|Abstract in English:|
Traditional soil tillage based on medium depth ploughing can determine excessive energy costs, loss of nutrients, decrease of natural fertility and, in some cases, increase of soil erosion caused by wind and water. These negative effects can be reduced by introducing soil tillage methods, such as tilling without inversion of layers and minimum tillage, which aim at maintaining a permanent soil cover and at reducing number and depth of interventions. There are many types of equipment on the market with large work front, formed by assembling various implements in order to fulfill different agronomic functions. The effectiveness of such equipments essentially depends on the texture of the soil and on the amounts of surface weed biomass or crop residues. These can lead to ground accumulation between the tools, especially on heavy clay soil, to reduced working speed and to decreased uniformity of residue mixing and burial across the whole working width.

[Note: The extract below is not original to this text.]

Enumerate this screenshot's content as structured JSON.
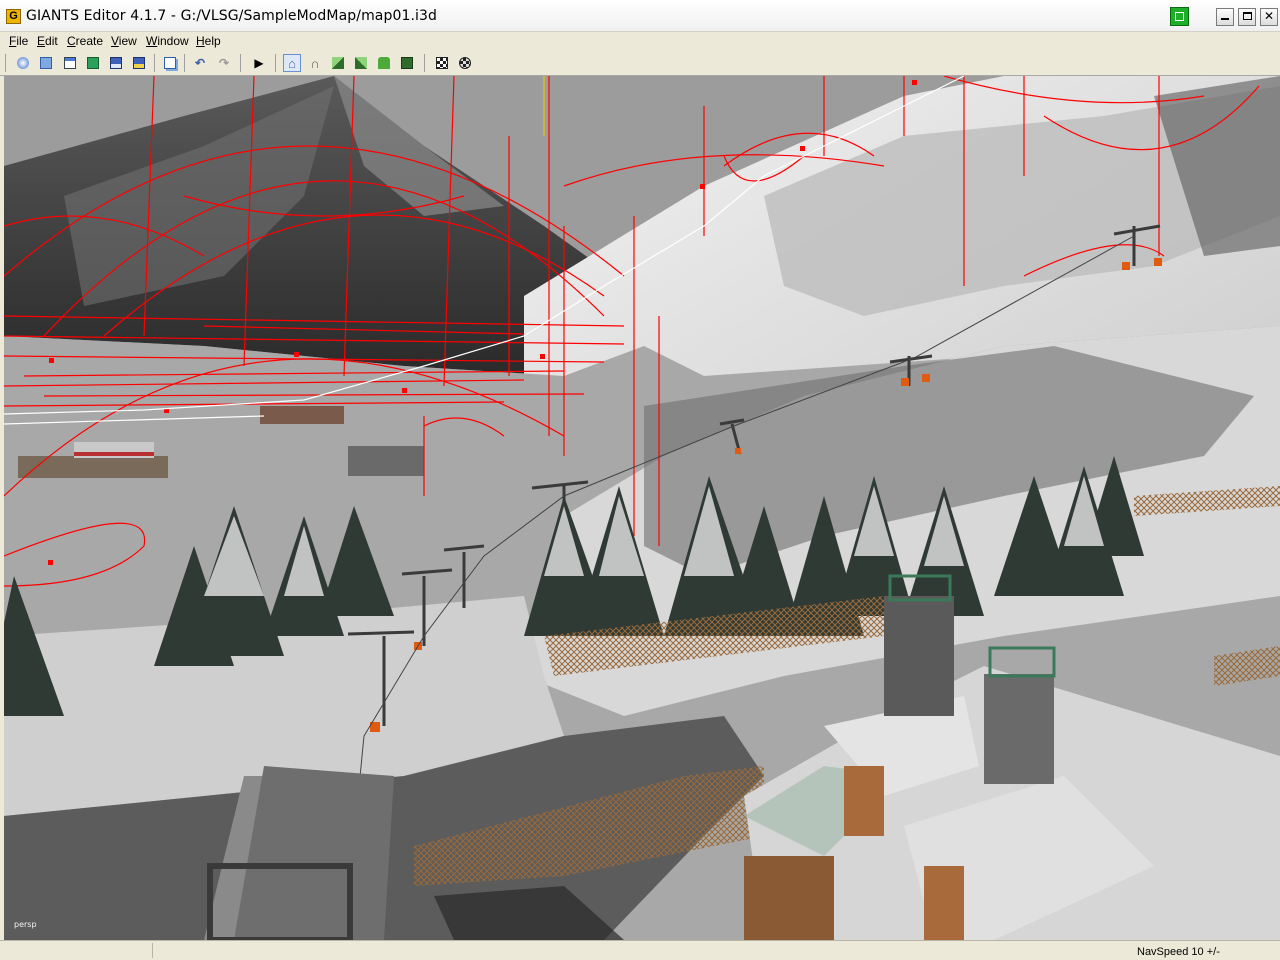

The Agricultural Machinery Testing Centre of CRA-ING (CPMA), accredited as Testing Laboratory (ACCREDIA no. 1141) in accordance with the requirements of the EN ISO/IEC 17025:2005 standard, performed tests to evaluate the operative performances of an innovative combined cultivator, allowing the contemporary execution of deep tillage and soil refining, in comparison with a three furrows, reversible mouldboard plough, for traditional soil primary tillage, and an offset disk harrow, for minimum tillage of untilled soil. The tests were carried out on a flat, silt-clay untilled soil, using a 205 kW instrumented tractor. The objective of this study was to evaluate the energy parameters of each tractor-machine coupling and the quality of their work, especially with reference to the capability of burying biomass residues as a function of working depth and speed. The tests results show a decrease of power and energy requirements proceeding from traditional (thesis A) to more conservative tillage methods (thesis C), that can be synthesized by savings up to 37.6% for the fuel consumption per hour and up to 83.6% for the fuel consumption for surface unit. Intermediate values have been obtained for the combined machine (thesis B). The best performances on biomass burying were provided by the plough and the cultivator.